Background
If this seems like a question with incomplete information, it is. That's because it has to do with a large project that uses Azure to automatically provision and scale and downscale a large amount of VMs, that was handed over to us by a third party, and we're having trouble understanding some issues. But I'll try my best to explain
We are using python's Azure SDK to launch Azure VMs, to kill them etc. See this code used in the method that launches azure vms:
#Get VMs info. do it via minimum calls to speed up things
started_on = time.time()
while True:
try:
time.sleep(5)
vm = compute_client.virtual_machines.get(self.resource_group, vm_name)
break
Problem
Sometimes when we run this command, we get this error:
aioc.logic.connectors.azure:2017-08-17 08:39:45,709 | ERROR | Stop waiting for VM auto-acfinH-25 to finish
Traceback (most recent call last):
File "/home/aioc/aioc/aioc/logic/connectors/azure.py", line 126, in start
vm = compute_client.virtual_machines.get(self.resource_group, vm_name)
File "/home/aioc/venv/lib/python3.4/site-packages/azure/mgmt/compute/compute/v2016_04_30_preview/operations/virtual_machines_operations.py", line 369, in get
raise exp
msrestazure.azure_exceptions.CloudError: Azure Error: ResourceNotFound
Message: The Resource 'Microsoft.Compute/virtualMachines/auto-acfinH-25' under resource group 'AIOCBot' was not found.
aioc.logic.main_controller_logic:2017-08-17 08:39:45,978 | ERROR | An error occurred while checking Vm with id '599553cdc1462e3a828c66da' machine id '328'
Traceback (most recent call last):
File "/home/aioc/aioc/aioc/logic/main_controller_logic.py", line 41, in run_vm_controller
started_vms = vmc.start(vm.machine_type, 1)
File "/home/aioc/aioc/aioc/logic/connectors/azure.py", line 135, in start
vm_net_interface = network_client.network_interfaces.get(self.resource_group, vm_name)
File "/home/aioc/venv/lib/python3.4/site-packages/azure/mgmt/network/v2017_03_01/operations/network_interfaces_operations.py", line 171, in get
raise exp
msrestazure.azure_exceptions.CloudError: Azure Error: ResourceNotFound
Upon investigation, it turns out this is happening b/c our resources at azure have maxed out (?). The way to solve this problem is by purging the said resources by using this method:
def cleanup_all(self):
"""
Clean up all auto-created resources
"""
compute_client = ComputeManagementClient(self.credentials, self.subscription_id)
network_client = NetworkManagementClient(self.credentials, self.subscription_id)
resource_client = ResourceManagementClient(self.credentials, self.subscription_id)

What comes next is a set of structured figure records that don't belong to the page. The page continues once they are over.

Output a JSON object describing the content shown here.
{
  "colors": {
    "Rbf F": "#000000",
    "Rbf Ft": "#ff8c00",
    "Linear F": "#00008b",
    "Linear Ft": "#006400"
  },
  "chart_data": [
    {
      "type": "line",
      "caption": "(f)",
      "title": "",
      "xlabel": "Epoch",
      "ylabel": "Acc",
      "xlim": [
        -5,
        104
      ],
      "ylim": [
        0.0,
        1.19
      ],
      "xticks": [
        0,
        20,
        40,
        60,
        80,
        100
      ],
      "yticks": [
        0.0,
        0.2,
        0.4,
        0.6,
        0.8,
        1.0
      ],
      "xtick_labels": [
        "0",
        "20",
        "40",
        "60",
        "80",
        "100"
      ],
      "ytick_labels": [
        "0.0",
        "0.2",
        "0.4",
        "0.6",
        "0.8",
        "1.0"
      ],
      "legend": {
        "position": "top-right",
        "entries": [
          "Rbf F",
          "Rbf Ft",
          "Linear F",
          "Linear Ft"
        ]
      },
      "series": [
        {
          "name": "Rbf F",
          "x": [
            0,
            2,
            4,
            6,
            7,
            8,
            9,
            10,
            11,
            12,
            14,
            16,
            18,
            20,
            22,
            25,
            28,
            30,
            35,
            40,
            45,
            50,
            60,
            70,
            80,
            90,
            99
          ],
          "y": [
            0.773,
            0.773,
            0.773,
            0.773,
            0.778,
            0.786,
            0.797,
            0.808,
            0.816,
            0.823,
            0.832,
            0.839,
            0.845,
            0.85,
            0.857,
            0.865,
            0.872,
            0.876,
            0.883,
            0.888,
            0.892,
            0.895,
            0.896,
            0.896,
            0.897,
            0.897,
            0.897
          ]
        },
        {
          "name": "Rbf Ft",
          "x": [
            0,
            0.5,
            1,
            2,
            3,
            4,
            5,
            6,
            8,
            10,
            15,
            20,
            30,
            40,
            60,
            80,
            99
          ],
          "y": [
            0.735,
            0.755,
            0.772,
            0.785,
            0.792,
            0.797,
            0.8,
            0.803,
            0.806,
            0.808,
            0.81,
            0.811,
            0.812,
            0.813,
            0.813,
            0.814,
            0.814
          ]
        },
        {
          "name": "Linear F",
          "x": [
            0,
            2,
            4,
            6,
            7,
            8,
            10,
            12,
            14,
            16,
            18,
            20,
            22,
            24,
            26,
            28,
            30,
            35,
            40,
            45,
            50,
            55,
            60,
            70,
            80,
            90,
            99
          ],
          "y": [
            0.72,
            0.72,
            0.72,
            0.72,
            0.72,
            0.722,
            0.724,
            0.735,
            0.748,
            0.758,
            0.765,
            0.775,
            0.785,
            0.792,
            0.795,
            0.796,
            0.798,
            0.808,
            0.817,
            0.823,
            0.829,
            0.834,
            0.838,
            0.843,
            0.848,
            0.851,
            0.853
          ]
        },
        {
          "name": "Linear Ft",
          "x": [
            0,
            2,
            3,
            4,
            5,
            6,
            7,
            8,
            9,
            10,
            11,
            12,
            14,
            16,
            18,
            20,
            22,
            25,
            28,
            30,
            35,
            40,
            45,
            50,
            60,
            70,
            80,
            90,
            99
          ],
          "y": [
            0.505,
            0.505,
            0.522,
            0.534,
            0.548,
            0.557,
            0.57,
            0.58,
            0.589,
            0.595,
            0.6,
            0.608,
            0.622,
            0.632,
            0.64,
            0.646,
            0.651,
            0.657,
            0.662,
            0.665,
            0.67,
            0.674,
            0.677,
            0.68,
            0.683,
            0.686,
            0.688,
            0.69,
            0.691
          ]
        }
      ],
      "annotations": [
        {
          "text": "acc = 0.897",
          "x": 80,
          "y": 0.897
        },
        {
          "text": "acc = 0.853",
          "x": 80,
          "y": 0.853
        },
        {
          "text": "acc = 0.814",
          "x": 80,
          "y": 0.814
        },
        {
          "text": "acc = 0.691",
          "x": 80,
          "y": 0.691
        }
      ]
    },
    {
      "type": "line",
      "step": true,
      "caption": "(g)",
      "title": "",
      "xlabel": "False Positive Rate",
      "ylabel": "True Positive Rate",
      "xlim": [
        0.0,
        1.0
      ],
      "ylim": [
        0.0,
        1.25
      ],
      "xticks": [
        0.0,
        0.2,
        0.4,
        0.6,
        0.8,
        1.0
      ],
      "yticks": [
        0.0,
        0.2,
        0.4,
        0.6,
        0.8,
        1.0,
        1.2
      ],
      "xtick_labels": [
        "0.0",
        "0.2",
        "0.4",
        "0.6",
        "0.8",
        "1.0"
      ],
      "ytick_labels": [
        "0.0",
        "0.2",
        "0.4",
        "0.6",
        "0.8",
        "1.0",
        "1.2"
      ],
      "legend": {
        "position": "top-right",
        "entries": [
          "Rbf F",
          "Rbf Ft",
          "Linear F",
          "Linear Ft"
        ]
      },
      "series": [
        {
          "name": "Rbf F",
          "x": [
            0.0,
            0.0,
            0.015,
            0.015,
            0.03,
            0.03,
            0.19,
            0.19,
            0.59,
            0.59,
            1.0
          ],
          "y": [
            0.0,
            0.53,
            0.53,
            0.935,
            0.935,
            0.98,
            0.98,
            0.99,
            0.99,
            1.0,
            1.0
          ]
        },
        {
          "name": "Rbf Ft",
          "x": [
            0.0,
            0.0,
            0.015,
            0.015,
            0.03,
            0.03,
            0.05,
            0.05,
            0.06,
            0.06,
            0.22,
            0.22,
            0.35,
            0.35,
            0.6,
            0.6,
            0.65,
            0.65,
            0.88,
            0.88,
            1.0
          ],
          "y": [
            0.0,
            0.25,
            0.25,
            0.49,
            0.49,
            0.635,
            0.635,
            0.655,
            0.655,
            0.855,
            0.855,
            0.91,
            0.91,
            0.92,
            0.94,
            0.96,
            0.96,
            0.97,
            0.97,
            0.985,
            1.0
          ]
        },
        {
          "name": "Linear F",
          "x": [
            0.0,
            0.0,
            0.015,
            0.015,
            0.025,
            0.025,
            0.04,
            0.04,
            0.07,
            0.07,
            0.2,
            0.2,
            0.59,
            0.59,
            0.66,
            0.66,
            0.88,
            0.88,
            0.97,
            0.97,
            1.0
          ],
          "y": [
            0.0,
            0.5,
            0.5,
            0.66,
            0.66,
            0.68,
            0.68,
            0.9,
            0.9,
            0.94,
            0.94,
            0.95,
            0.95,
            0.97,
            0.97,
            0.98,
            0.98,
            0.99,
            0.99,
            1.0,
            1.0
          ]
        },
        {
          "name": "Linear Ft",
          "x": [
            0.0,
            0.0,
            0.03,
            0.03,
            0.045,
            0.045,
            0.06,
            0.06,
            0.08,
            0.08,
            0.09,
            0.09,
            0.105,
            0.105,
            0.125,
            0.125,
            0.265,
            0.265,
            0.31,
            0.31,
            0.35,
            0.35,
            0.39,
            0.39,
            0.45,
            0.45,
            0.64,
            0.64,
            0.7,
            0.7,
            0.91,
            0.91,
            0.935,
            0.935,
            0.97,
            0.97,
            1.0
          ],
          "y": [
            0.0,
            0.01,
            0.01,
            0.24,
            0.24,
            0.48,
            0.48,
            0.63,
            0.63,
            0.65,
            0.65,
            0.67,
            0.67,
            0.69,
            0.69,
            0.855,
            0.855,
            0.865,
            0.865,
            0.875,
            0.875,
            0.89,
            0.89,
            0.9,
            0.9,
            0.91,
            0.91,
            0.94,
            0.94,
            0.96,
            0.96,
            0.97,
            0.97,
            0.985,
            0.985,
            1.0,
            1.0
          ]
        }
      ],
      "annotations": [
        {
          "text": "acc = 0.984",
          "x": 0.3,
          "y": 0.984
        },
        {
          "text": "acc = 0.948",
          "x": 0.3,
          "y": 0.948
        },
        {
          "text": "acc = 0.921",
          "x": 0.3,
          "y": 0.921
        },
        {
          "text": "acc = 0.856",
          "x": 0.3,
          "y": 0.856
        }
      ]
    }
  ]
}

l = resource_client.resources.list()
for r in [r for r in l if r.name.startswith('auto-')]:
try:
if 'publicIPAddresses' in r.type:
rs = network_client.public_ip_addresses.delete(self.resource_group, r.name)
rs.wait()
elif 'Microsoft.Network' in r.type:
rs = network_client.network_interfaces.delete(self.resource_group, r.name)
rs.wait()
elif 'Microsoft.Compute/virtualMachines' in r.type:
rs = compute_client.virtual_machines.delete(self.resource_group, r.name)
rs.wait()
except:
log.warn("Failed to stop resource: %s with type: %s", r.name, r.type, exc_info=1)
Which is all awesome. However, for business reasons we cannot simply - create a cron job that runs this commands on a regular interval - cannot run it in any automated fashion b/c it affects many different environments at once (ie prod/demo/stage/dev) which is too big a side affect to be fathomable.
Which means we must run this command periodically, every once in a while once we have an agreement that all envs are clear and ready.
Question
I would like to take a look at the resources section inside my Azure console
and have a way to find out how much of my allowed resources I have consumed. I need to have an idea for example that: oh by the way you have consumed like 45% percent of your allowed public ips etc, and that way I know if I'm safe or if I need to run the purge command again.
Ideas?
Update
This page discussees in detail the available limits, for example:
But it doesn't talk about how to gauge how much of these resources are currently in use or how much is left.. that's what i'm trying to find out
can someone explain what's going on?